Firstly, do you know who designed the spaceships in all the GSB2 screenshots and videos? It was ME. ME!!!!! And I don’t have much of an artistic eye, or patience, or time. The basic components are done by the talented GSB1 artist, but then my totally clueless hands have been let lose on them, using an unfinished space ship designer, so this is what comes out. In other words, people with more of a sense of style, more patience, more time, and finished editor…should turn out MUCH nicer stuff. I’m also toying with the idea of actually paying someone to design the initial enemy ships for this very reason, although I’d love to try it myself…
The thing is, I am vastly more of a fan (as a player) of stuff that lets me put my mark on it.
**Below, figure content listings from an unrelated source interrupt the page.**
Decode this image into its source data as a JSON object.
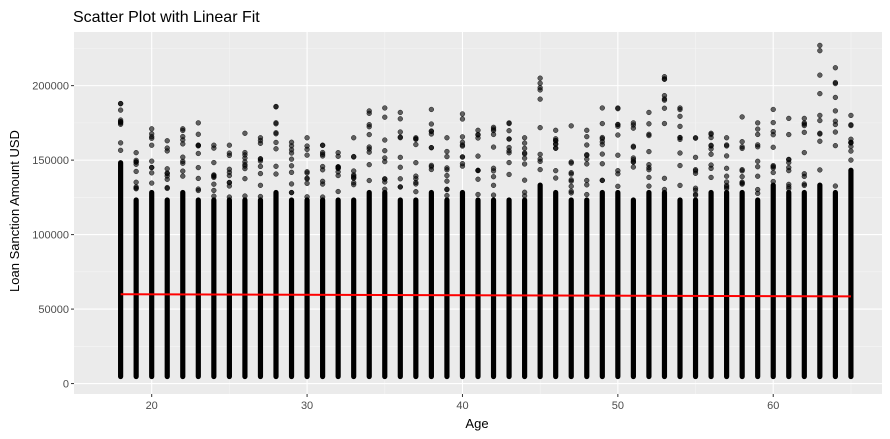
{
  "chart_data": {
    "type": "scatter",
    "title": "Scatter Plot with Linear Fit",
    "xlabel": "Age",
    "ylabel": "Loan Sanction Amount USD",
    "xlim": [
      15,
      67
    ],
    "ylim": [
      -7000,
      236000
    ],
    "xticks": [
      20,
      30,
      40,
      50,
      60
    ],
    "xtick_labels": [
      "20",
      "30",
      "40",
      "50",
      "60"
    ],
    "yticks": [
      0,
      50000,
      100000,
      150000,
      200000
    ],
    "ytick_labels": [
      "0",
      "50000",
      "100000",
      "150000",
      "200000"
    ],
    "grid": true,
    "legend": "none",
    "colors": {
      "panel": "#ebebeb",
      "grid_major": "#ffffff",
      "grid_minor": "#f5f5f5",
      "points": "#000000",
      "fit_line": "#ff0000"
    },
    "series": [
      {
        "kind": "points",
        "x": [
          18,
          19,
          20,
          21,
          22,
          23,
          24,
          25,
          26,
          27,
          28,
          29,
          30,
          31,
          32,
          33,
          34,
          35,
          36,
          37,
          38,
          39,
          40,
          41,
          42,
          43,
          44,
          45,
          46,
          47,
          48,
          49,
          50,
          51,
          52,
          53,
          54,
          55,
          56,
          57,
          58,
          59,
          60,
          61,
          62,
          63,
          64,
          65
        ],
        "y_min": [
          3000,
          3000,
          3000,
          3000,
          3000,
          3000,
          3000,
          3000,
          3000,
          3000,
          3000,
          3000,
          3000,
          3000,
          3000,
          3000,
          3000,
          3000,
          3000,
          3000,
          3000,
          3000,
          3000,
          3000,
          3000,
          3000,
          3000,
          3000,
          3000,
          3000,
          3000,
          3000,
          3000,
          3000,
          3000,
          3000,
          3000,
          3000,
          3000,
          3000,
          3000,
          3000,
          3000,
          3000,
          3000,
          3000,
          3000,
          3000
        ],
        "y_max": [
          188000,
          155000,
          171000,
          163000,
          171000,
          175000,
          160000,
          160000,
          168000,
          165000,
          186000,
          162000,
          165000,
          160000,
          155000,
          165000,
          183000,
          185000,
          182000,
          165000,
          184000,
          165000,
          181000,
          170000,
          172000,
          175000,
          165000,
          205000,
          170000,
          173000,
          170000,
          185000,
          185000,
          175000,
          182000,
          206000,
          185000,
          165000,
          168000,
          165000,
          179000,
          175000,
          184000,
          178000,
          178000,
          227000,
          212000,
          180000
        ],
        "dense_max": [
          150000,
          125000,
          130000,
          125000,
          130000,
          125000,
          125000,
          125000,
          125000,
          125000,
          130000,
          125000,
          125000,
          125000,
          125000,
          125000,
          130000,
          130000,
          125000,
          125000,
          130000,
          125000,
          130000,
          125000,
          125000,
          125000,
          125000,
          135000,
          130000,
          125000,
          125000,
          130000,
          130000,
          125000,
          130000,
          130000,
          125000,
          125000,
          130000,
          130000,
          130000,
          125000,
          135000,
          130000,
          130000,
          135000,
          130000,
          145000
        ]
      },
      {
        "kind": "line",
        "x": [
          18,
          65
        ],
        "y": [
          60000,
          58500
        ]
      }
    ]
  }
}
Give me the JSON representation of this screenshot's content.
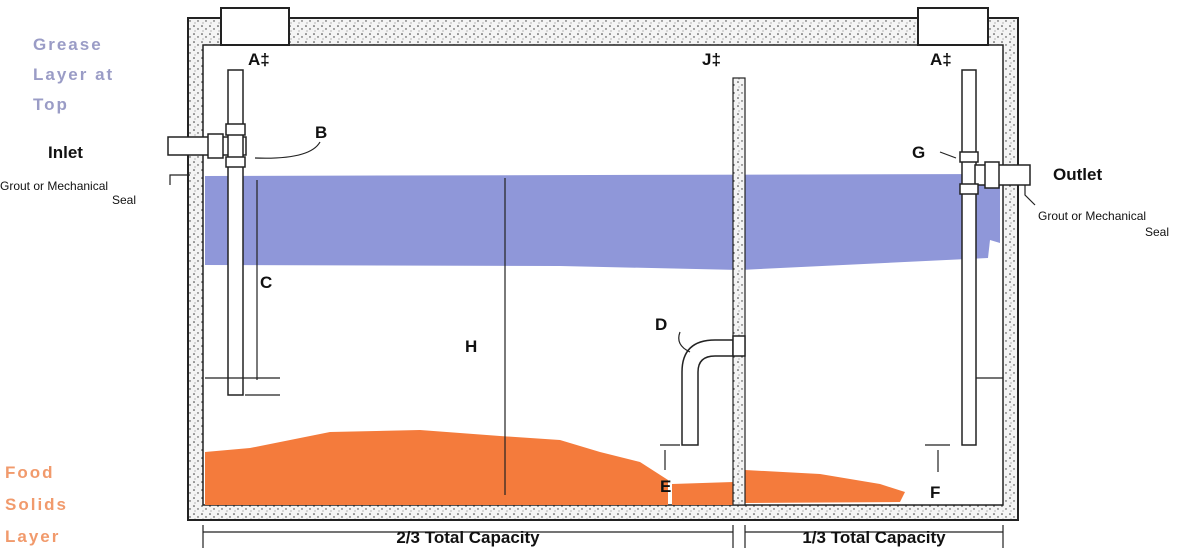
{
  "labels": {
    "grease_layer": [
      "Grease",
      "Layer at",
      "Top"
    ],
    "inlet": "Inlet",
    "inlet_seal": [
      "Grout or Mechanical",
      "Seal"
    ],
    "outlet": "Outlet",
    "outlet_seal": [
      "Grout or Mechanical",
      "Seal"
    ],
    "a_left": "A‡",
    "a_right": "A‡",
    "j": "J‡",
    "b": "B",
    "c": "C",
    "d": "D",
    "e": "E",
    "f": "F",
    "g": "G",
    "h": "H",
    "capacity_left": "2/3 Total Capacity",
    "capacity_right": "1/3 Total Capacity",
    "food_solids": [
      "Food",
      "Solids",
      "Layer"
    ]
  }
}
Sim City is great, but it’s even better when you have the building design tool. One of the appeals of minecraft is surely building things. People spend a crazy amount of effort just designing their clam logos for Battlefield 4. Give the player a ‘customize’ option, and you will lose them for an hour or ten. Even spore, a game that people rapidly dismissed as bad (despite earlier promise) had a huge number of high quality creature designs. And the ultimate example of people designing awesome spaceships so far is probably galactic civilizations 2, where people have clearly spent hours and hours designing the ultimate space battleship.
Yup, we may not all be experts, but I’ll take a ship I’ve customised over a ‘stock’ ship any day. People like to stand out, they like to create, they like to ‘play’. And this is where I like to think my games often cross the line from what people call ‘games’ into toys. I have never been a fan of scripting in games, or linear experiences. We have books and movies for that. Games give us freedom, freedom to experiment, to define our own rules, to invent, or at least they could…
Back when I first started gaming, a lot of games gave you a sandbox experience. It was frankly easier and cheaper than level design, and limits of file sizes mean you simply couldn’t fit 200 hours of RPG backstory onto a floppy disk. This resulted in incredible free-form strategy epics like Lords Of Midnight. I really miss those times, and that encouragement for free-form experimentation. Kids these days do not really ‘play’ games. They ‘compete’ at them, to ‘win’, or to ‘beat’ them. This feels weird to me. I’m always playing to have fun, not to go along with what a designer has decided I will do that day. In the ideal Star Trek MMO, I’d just tend a ferengi bar, but the designer no doubt wants me to go ‘questing’…
Democracy is probably the most free-form of my games so far, but they all have a hint of it in them. Kudos didn’t really have a proper ‘end’ as such. there was no boss to beat or princess to rescue. It was a toolkit, a toy, and bunch of things to play with, woven together as a functional simulation that let you play out ‘what if’ scenarios.
That’s what GSB2 is. It’s a big pretty spaceship battle toolkit for you to have fun with. If anyone complains that they’ve ‘beaten’ it, or Democracy 3, then they haven’t understood the purpose of the product. A game is not a challenge from the designer to the player, but an environment created so the player can experiment and enjoy themselves. That’s why there are customizable spaceships in GSB2. It’s not about the designer, or the artist, but about the player, and I believe in giving the player as much control as possible.